Below, you will learn about some very interesting places from around the globe, including a deserted island, an abandoned property development, and a pod village, and the reasons nobody lives in them anymore.

7. Sesena, Spain  

The Residencial Francisco Hernando – By GRUPO FRANCISCO HERNANDO – CC BY-SA 2.0

The Residencial Francisco Hernando – By GRUPO FRANCISCO HERNANDO – CC BY-SA 2.0

Located inn Spain, South of Madrid, is the town of Sesena. There were plans for a huge development in the middle of the town, with a variety of high rises and vacation homes, but it was never completed.

All of the leftover buildings are now dilapidated and unsold, making the huge estate a ghost town.

6. Imber, England

Imber Village, Salisbury Plain, UK. Photo Credit

Imber Village, Salisbury Plain, UK. Photo Credit

Before the invasion of Europe in WWII, Allied troops used this village to prepare. In December of 1943, the village, which is located on the Salisbury Plain in Wiltshire, was evacuated.

The residents were never allowed to return there, and today it is still a training ground for British troops. Several times a year it opens to tourists.

5. Farina, Australia

Farina

Farina

In 1878, some optimistic farmers who were looking for the perfect place to grow wheat and barley settled in the town of Farina in central South Australia. However, their hopes for the new town were sadly misplaced.

Normal rainfall was not near enough to sustain their crops, and although Farina was located along the former Ghan railway and had two breweries, two hotels, and a bakery, it fell into decline in the 1900s and is now deserted.

4. Sanzhi Pod City, Taiwan

Abandoned Sanzhi UFO houses Photo Credit

Abandoned Sanzhi UFO houses Photo Credit

Sanzhi Pod City is a strange UFO-looking pod village that is not currently inhabited by either humans or aliens.

Originally planned as a seaside resort for vacationing American military personnel posted in Asia, these colorful flying saucer-shaped houses were never finished, and the project went bankrupt.

3. Hashima Island, Japan

Hashima Island, which is also known as Battleship Island (Gunkanjima), is a place that any true-blue James Bond fan should recognize. It was a major inspiration for the movie Skyfall, in which Bond’s enemy, Raoul Silva, used an abandoned island as his base. Exterior shots of Hashima were actually used in the film.
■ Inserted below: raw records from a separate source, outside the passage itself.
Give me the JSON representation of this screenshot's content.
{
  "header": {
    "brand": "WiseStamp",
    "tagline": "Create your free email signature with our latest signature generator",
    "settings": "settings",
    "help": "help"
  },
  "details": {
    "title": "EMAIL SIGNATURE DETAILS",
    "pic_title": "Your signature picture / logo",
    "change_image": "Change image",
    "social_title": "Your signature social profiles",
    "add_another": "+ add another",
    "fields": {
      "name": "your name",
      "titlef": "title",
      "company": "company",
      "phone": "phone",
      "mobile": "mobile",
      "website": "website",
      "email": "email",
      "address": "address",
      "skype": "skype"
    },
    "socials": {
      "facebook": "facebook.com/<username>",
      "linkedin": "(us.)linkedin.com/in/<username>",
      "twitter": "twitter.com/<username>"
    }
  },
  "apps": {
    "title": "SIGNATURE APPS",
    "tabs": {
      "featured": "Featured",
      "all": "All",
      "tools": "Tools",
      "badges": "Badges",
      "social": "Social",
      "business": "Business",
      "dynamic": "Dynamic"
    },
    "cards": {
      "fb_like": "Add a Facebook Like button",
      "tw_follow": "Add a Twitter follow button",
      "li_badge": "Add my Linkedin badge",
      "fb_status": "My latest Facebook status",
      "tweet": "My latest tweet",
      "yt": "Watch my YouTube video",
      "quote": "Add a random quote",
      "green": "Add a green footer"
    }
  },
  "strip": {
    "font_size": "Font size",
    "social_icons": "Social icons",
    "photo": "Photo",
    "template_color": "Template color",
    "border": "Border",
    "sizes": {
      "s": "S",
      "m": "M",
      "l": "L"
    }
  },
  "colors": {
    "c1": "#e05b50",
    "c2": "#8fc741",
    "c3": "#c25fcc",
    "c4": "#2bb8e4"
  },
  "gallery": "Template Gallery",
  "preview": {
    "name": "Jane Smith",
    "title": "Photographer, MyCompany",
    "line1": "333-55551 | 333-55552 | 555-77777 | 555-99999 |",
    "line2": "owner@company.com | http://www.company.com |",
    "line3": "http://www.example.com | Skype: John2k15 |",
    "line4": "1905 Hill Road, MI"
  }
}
In April 1974, the island’s 5,000 residents abandoned it after the coal mine shut down its operations. After being battered by the elements for the past few decades, the towering residential and industrial buildings have been left to deteriorate.

2. Bodie, United States

Bodie, California Photo Credit

Bodie, California Photo Credit

Bodie was a mining town in California, located about 20 miles from Bridgeport. It was established by W.S. Bodie after he struck it rich when he found gold in the area in 1859; its mines have produced a whopping $100 million in gold.
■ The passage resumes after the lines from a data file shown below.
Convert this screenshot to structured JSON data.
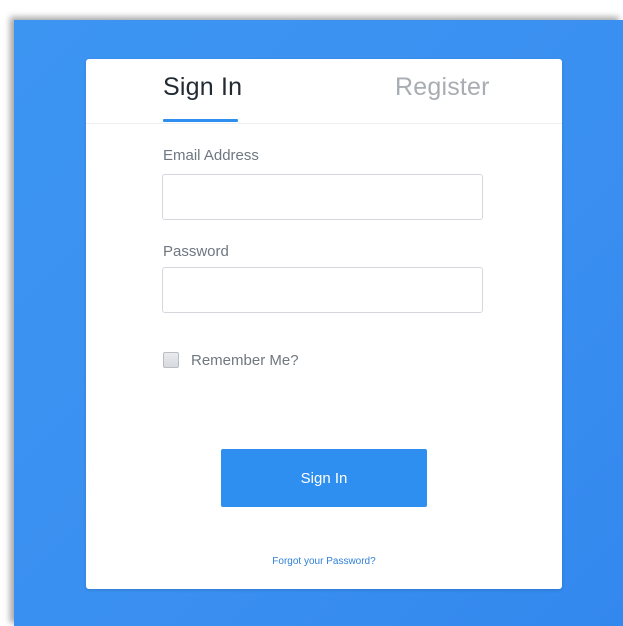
{
  "colors": {
    "background_blue": "#3a8ff0",
    "accent": "#2f8ff0",
    "link": "#2f7fd6",
    "active_tab_text": "#222a33",
    "inactive_tab_text": "#a8adb3",
    "label_text": "#6f7780"
  },
  "tabs": {
    "signin_label": "Sign In",
    "register_label": "Register",
    "active": "Sign In"
  },
  "form": {
    "email_label": "Email Address",
    "email_value": "",
    "email_placeholder": "",
    "password_label": "Password",
    "password_value": "",
    "password_placeholder": "",
    "remember_label": "Remember Me?",
    "remember_checked": false
  },
  "actions": {
    "signin_button_label": "Sign In",
    "forgot_link": "Forgot your Password?"
  },
  "icons": {
    "remember_checkbox": "checkbox-unchecked-icon"
  }
}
Although legend states that the town had over 10,000 residents, a Census in 1880 states that the population was only 5,400.

There were 65 saloons in this one town at one point in its history. Like most of these towns, Bodie was abandoned after the mines ran dry. It officially became a ghost town in the early 1900s. The California State Historical Parks System finally took over the town in 1962 and made it into a State Historical Park, dubbing it the official gold rush ghost town of California.

1. Centralia, United States

Centralia, Pennsylvania Photo Credit

Centralia, Pennsylvania Photo Credit

Even though Centralia, Pennsylvania, has a population of 10 residents, it is still considered a ghost town. It was once a thriving mining town and was founded in 1866. Almost all of its 1,400 residents fled after a coal fire was started in 1962, a fire that continues to rage today.

The fire was supposedly started by sanitation workers that were incinerating trash near one of the mine entrances. The fire is burning underneath the city in an eight-mile stretch, and will most likely continue to do so for another 250 years. Authorities gave up on trying to put the fire out in the 1980s because of the prohibitive cost.

The town was condemned in 1992, the US Postal Service removed Centralia in 2002, but in 2013 the remaining residents were allowed to stay in their homes after a settlement that included a payout of $350,000.